# 山东省第八届 ACM 省赛 CF （01背包、水）

## Problem Description

LYD loves codeforces since there are many Russian contests. In an contest lasting for T minutes there are n problems, and for the ith problem you can get ai−di∗ti points, where ai indicates the initial points, di indicates the points decreased per minute (count from the beginning of the contest), and ti stands for the passed minutes when you solved the problem (count from the begining of the contest).

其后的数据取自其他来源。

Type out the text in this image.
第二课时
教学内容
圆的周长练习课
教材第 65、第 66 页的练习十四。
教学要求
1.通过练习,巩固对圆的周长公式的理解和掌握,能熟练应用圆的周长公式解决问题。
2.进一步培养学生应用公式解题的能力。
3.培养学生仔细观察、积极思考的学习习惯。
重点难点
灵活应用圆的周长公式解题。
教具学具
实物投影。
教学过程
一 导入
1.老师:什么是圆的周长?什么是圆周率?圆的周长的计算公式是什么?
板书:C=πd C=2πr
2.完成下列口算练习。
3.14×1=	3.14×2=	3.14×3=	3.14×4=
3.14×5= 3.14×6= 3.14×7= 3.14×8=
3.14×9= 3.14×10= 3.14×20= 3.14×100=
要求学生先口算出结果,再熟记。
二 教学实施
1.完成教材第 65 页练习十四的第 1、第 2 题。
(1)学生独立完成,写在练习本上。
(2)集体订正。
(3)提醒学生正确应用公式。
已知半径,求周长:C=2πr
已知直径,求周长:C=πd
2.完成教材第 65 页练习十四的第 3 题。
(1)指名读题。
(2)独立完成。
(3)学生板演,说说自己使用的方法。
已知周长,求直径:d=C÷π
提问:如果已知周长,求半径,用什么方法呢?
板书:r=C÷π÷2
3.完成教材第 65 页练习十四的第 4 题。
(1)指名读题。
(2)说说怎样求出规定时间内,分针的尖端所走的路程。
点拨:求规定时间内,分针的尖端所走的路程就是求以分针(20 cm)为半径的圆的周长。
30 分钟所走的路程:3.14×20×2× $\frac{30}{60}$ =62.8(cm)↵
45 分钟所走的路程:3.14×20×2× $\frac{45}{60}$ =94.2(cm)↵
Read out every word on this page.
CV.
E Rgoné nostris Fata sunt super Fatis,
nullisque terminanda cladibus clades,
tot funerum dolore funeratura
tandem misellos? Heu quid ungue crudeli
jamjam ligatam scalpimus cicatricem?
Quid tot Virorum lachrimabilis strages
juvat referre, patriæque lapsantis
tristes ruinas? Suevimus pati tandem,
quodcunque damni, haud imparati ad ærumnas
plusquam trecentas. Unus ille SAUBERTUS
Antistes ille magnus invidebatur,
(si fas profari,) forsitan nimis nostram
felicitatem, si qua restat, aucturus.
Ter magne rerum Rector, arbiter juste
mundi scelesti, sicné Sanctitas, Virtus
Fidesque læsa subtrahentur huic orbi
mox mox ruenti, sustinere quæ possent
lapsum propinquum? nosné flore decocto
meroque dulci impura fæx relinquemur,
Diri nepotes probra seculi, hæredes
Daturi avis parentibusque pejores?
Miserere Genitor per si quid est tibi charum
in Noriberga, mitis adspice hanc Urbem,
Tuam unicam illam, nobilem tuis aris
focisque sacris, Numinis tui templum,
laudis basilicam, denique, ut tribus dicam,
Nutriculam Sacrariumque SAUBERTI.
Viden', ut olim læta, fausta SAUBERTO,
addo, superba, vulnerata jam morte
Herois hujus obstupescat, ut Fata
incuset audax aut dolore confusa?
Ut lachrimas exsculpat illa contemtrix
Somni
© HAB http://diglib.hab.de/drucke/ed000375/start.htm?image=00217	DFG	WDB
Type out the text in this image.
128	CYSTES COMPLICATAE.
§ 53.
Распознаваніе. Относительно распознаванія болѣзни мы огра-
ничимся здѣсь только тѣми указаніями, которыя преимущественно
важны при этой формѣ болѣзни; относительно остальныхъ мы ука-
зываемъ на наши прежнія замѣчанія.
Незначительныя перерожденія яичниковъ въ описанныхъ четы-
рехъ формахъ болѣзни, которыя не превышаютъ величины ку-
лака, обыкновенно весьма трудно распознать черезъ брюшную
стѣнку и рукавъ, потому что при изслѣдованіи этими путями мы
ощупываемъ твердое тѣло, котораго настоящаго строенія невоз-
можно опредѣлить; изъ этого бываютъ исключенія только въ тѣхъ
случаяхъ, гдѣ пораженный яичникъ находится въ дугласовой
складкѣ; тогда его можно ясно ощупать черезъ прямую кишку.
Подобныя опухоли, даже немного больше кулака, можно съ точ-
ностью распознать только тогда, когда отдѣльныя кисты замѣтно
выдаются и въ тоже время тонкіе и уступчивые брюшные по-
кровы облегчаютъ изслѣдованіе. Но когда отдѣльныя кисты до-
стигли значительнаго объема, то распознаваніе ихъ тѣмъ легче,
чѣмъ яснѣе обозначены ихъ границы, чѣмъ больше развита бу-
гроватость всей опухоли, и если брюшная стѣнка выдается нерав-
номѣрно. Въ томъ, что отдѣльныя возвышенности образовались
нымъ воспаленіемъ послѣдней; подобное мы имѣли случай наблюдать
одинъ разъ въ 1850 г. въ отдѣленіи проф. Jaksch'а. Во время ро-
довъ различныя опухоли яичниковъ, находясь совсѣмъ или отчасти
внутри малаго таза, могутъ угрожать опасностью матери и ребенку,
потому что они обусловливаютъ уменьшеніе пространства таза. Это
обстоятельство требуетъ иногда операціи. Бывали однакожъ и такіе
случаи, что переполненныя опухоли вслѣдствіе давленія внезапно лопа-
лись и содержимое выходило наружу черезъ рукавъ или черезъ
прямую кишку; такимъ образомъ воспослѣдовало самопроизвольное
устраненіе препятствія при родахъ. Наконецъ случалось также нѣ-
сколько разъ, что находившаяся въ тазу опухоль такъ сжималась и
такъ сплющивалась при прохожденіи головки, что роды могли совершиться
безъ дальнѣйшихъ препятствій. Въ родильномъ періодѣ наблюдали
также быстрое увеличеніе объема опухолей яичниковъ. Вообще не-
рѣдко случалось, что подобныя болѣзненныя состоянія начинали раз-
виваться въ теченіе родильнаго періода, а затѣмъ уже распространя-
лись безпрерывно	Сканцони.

Now you know LYD can solve the ith problem in ci minutes. He can’t perform as a multi-core processor, so he can think of only one problem at a moment. Can you help him get as many points as he can?

## Input

The first line contains two integers n,T(0≤n≤2000,0≤T≤5000).

The second line contains n integers a1,a2,..,an(0<ai≤6000).

The third line contains n integers d1,d2,..,dn(0<di≤50).

The forth line contains n integers c1,c2,..,cn(0<ci≤400).

## Output

Output an integer in a single line, indicating the maximum points LYD can get.

## Example Input

3 10
100 200 250
5 6 7
2 4 10


## Example Output

254


## AC 代码

#include<iostream>
#include<algorithm>
#include<stdio.h>
#include<string.h>
#include<math.h>
#include<iostream>
using namespace std;
#include<queue>
#include<map>
#define eps (1e-8)

struct node
{
int a;
int d;
int c;
double f;
} a[5100];

bool cmp(const node &a,const node &b)
{
return a.f>b.f;
}
int dp[5100];
int main()
{
int n,T;
while(~scanf("%d%d",&n,&T))
{
memset(dp,0,sizeof(dp));
for(int i=0; i<n; i++)
scanf("%d",&a[i].a);
for(int i=0; i<n; i++)
scanf("%d",&a[i].d);
for(int i=0; i<n; i++)
{
scanf("%d",&a[i].c);
a[i].f=(double)a[i].d/a[i].c;
}
sort(a,a+n,cmp);
int maxx=0;
for(int i=0; i<n; i++)
for(int j=T; j>=a[i].c; j--)
{
dp[j]=max(dp[j],dp[j-a[i].c]+a[i].a-a[i].d*j);
maxx=max(dp[j],maxx);
}
printf("%d\n",maxx);
}
return 0;
}